Kultur

2. Musikfestspiele Königswinkel

Vom 28. September bis zum 3. Oktober im Festspielhaus in Füssen

Zwei Opernvorstellungen, mehrere klassische Konzerte in verschiedenen Kirchen der Region, Einführungsvorträge und ein Gala-Diner. Die Musikfestspiele Königswinkel bieten auch in diesem Jahr wieder ein umfangreiches und hochkarätig besetztes Programm. Der ursprünglich geplante „Fliegende Holländer“ musste im letzten Jahr aus dispositionellen Gründen abgesagt werden. In dem Zuge entschied man sich, anstatt einer Nachholung des „Holländers“ nun „Die Walküre“ auf das Programm zu setzen.

„Die Opera Sofia hat erst im Juli den Ring der Nibelungen neu produziert“, erklärt Festivalleiter Florian Zwipf-Zaharia. „Eben diese neue Produktion der „Walküre“ findet nun ihren Weg in das Festspielhaus Neuschwanstein, 153 Jahre nach der Uraufführung in München.“

Wagner und Füssen

Immerhin darf mit den Musikfestspielen in diesem Jahr auch Richard Wagners 210. Geburtstag gefeiert werden. Mit der „Walküre“, die jetzt in Füssen zweimal zur Aufführung kommt, hat man sich dafür eines seiner ganz großen und vor allem äußerst beliebten Werke ausgesucht. Sie bildet zusammen mit den Opern „Das Rheingold“, „Siegfried“ und „Götterdämmerung“ das Gesamtwerk „Der Ring des Nibelungen.

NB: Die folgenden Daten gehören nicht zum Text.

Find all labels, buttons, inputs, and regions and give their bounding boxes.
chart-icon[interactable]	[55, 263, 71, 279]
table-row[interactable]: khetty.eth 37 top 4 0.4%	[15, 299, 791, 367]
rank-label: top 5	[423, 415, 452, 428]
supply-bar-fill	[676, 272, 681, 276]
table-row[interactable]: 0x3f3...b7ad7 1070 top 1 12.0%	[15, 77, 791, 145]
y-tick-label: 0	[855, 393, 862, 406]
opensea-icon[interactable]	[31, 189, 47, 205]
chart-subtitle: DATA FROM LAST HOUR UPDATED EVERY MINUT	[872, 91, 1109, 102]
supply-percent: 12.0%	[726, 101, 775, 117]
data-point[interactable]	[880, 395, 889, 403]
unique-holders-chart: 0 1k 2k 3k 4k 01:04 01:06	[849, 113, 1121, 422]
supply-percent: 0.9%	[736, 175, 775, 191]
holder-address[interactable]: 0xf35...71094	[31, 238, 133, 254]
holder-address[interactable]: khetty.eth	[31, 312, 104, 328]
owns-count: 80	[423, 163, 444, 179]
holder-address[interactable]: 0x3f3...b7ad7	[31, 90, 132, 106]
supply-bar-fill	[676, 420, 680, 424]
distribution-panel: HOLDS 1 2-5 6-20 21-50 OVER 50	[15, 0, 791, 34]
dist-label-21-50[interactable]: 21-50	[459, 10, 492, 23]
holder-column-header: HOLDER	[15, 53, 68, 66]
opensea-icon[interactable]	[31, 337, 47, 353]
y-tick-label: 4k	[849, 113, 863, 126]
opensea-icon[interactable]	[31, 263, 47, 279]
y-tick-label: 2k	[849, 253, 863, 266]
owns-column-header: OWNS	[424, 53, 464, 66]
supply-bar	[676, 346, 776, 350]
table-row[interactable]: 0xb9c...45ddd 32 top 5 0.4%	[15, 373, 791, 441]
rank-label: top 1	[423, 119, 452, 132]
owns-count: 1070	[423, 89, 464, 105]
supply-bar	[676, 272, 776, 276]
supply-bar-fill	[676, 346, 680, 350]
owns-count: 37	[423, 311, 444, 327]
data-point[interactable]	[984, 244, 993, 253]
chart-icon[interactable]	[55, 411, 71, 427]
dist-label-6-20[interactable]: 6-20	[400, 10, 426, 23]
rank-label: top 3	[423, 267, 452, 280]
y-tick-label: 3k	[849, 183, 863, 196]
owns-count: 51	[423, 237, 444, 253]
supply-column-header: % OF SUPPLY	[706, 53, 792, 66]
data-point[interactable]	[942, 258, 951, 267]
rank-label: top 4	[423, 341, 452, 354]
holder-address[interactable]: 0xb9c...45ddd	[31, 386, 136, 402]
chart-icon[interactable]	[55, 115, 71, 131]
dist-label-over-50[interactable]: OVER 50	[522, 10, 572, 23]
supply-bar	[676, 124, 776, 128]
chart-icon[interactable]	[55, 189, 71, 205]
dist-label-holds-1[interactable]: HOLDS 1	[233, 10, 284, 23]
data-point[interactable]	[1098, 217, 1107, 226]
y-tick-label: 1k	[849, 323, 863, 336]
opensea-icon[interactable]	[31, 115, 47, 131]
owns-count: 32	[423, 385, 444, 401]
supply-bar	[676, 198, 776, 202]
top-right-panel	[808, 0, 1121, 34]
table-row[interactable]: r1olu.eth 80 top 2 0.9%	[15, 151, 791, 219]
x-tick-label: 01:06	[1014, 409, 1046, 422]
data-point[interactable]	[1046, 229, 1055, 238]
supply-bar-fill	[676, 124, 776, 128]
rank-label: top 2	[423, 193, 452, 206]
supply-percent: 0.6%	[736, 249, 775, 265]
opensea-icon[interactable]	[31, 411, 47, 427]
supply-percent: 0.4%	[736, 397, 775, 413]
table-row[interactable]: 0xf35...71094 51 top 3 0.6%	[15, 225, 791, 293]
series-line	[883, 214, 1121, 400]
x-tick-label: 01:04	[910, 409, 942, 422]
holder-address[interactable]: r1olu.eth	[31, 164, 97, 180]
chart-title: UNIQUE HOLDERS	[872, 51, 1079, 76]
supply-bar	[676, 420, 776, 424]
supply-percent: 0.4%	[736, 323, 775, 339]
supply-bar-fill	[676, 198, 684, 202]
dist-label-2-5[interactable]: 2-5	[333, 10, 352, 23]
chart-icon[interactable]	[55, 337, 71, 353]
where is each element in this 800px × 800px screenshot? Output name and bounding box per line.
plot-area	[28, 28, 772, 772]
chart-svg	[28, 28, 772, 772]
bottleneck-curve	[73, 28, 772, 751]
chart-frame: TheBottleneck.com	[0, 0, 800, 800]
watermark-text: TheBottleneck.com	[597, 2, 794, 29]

„Wagner gehört hier an diesen Ort“, sagt Zwipf. „Man weiß, dass Richard Wagner und Ludwig II. eng befreundet waren. Mehrmals hat der Künstler seinen Bewunderer und Mäzen in Hohenschwangau besucht.“ Wie sehr der König dem Komponisten verfallen war, zeigt sich auch auf Schloss Neuschwanstein. Auf riesigen Wandgemälden sind hier zahlreiche Szenen aus Wagners Opern dargestellt. Auch Wagners wohl romantischste und emotionalste Oper „Tristan und Isolde“ wäre wohl ohne die große Unterstützung des musikbegeisterten Königs nicht zu ihrer Aufführung gelangt. Das Musikdrama hatte 2021 den Auftakt für die ersten Musikfestspiele in Füssen gebildet.

So steht der Bezug des Königswinkels und somit auch der Lechstadt zu Richard Wagner in keiner Frage. Das Musikgenie passt zu dem Mythos um den Märchenkönig. Er polarisiert. Hat man doch auf der einen Seite stets die eingefleischten „Wagnerianer“, die allerhöchsten Wert darauf legen, dass seine Werke in keinster Weise modernisiert und damit auch verfälscht dargestellt werden.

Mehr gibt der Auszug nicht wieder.